I made it to the curb JUST in time to meet my car.  While I felt dumb for ordering a towncar instead of a taxi, it was such a blessing. I was able to sleep the whole time and the driver was so great.  I just wanted to get home.

I didn't eat anything all day because I was scared of being sick on the plane, but by the time I got on my flight, I only had the headache and it was becoming more pin-pointed instead of over my entire head.  Praise the Lord! I made it home and was greeted by husband, a phenorgrin, two sudafed, and a gingerale. Just was the doctor ordered. Dr. Wade that is.  It's great being married to a pharmacist.  I felt 100x better by the time we got home, where he had me stocked up with my favorite pasta salad from the Fresh Market and a block of Tillamook Cheese. He's the best :)

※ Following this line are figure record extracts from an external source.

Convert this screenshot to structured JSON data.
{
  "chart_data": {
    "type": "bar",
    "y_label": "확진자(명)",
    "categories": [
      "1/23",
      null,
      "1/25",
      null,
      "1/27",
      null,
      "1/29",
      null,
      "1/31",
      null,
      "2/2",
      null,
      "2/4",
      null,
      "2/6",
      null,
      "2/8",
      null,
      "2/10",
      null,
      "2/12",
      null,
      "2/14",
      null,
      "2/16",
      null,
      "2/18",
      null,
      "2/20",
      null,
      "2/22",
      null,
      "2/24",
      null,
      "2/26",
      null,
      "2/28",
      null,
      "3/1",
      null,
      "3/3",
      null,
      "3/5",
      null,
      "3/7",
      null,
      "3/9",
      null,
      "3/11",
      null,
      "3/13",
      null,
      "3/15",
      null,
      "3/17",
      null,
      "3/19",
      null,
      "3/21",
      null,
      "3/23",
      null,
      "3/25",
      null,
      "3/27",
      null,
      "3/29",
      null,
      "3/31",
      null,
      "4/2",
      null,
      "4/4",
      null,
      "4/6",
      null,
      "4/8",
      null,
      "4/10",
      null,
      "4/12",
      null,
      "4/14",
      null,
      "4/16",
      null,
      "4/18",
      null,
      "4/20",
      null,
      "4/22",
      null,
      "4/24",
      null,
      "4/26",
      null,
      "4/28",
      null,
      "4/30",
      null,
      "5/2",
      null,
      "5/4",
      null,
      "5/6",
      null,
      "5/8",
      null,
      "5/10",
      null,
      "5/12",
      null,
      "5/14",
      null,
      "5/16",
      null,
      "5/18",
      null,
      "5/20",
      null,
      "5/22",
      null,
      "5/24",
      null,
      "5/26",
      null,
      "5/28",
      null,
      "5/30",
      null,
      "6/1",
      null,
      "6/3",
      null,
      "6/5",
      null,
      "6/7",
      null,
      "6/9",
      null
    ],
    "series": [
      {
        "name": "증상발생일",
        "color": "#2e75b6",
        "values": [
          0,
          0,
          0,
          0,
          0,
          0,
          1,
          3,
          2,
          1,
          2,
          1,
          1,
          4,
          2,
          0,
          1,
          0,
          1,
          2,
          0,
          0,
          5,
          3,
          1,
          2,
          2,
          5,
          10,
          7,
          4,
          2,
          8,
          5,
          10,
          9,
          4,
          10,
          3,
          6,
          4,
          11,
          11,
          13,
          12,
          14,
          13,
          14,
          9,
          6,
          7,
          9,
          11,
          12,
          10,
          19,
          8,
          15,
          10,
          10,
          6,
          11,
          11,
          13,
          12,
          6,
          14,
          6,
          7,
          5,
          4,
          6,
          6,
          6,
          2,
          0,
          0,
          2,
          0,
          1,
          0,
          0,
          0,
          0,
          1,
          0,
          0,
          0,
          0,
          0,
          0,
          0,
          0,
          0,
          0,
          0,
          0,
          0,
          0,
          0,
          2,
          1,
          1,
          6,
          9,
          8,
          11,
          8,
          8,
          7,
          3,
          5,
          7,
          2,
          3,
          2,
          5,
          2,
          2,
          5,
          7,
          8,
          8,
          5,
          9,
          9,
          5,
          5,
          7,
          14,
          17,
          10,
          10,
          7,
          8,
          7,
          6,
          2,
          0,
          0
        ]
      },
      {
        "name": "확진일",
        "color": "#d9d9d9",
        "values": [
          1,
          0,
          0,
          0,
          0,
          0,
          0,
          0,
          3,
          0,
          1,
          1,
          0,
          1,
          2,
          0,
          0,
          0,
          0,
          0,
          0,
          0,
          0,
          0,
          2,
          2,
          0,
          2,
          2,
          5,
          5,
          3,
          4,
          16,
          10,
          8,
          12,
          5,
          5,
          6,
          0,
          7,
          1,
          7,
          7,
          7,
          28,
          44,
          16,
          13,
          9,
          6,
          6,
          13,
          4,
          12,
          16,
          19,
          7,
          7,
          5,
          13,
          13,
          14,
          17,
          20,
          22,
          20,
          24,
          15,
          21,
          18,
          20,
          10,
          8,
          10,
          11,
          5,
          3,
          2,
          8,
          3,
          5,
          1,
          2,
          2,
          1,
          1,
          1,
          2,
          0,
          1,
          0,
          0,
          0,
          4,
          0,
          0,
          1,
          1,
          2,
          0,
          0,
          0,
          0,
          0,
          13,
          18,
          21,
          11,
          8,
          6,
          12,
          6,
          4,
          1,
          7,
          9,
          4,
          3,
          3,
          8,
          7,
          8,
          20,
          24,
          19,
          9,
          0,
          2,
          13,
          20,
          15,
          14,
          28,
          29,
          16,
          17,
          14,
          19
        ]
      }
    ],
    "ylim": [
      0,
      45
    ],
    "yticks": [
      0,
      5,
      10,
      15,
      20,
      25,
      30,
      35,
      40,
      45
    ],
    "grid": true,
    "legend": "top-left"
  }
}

Crazy day, right?  But I'm so happy to be feeling well now. SO HAPPY.

In spite of that crazy day, I was uplifted many times by emails that people had donated to help this BIG Crazy Idea.  I hadn't even posted about it on FB or twitter that day, and still, people were giving.  You don't know how encouraging that was for me.  We are now on the brink of meeting the goal half way!  (less than $50 away from it!)  I would LOVE to raise every penny, but one thing I know about God is: He will take what we give Him and make it more than enough (bread and fish, anyone?). I'm so incredibly thankful and overwhelmed and blown-away by everyone who got behind this in prayer, who shared it on their FB and twitter, and who donated.

Would you consider helping?  Maybe giving $10 towards the cause?  Visit here or give on the widget to the right.  I'm getting so excited about letting the family know when we get to Mexico next week an then being able to share that moment with you all!  I can't wait!!

Oh! And other good news: James did so well, that he is coming home TODAY!!

To read more about my Big Crazy Idea, click the button below!

  Big Crazy Idea

*thank you mom for coming to check on me when you had bigger things going on, to my sisters for helping me via text, to the incredible nurses at MDA, my driver to the airport for being so sweet, to Megan for calling at just the right time, and my husband for having EVERYTHING I needed to feel better when I made it home. And to God, for answering my prayer of not throwing on up on the plane. Big thank you for that one.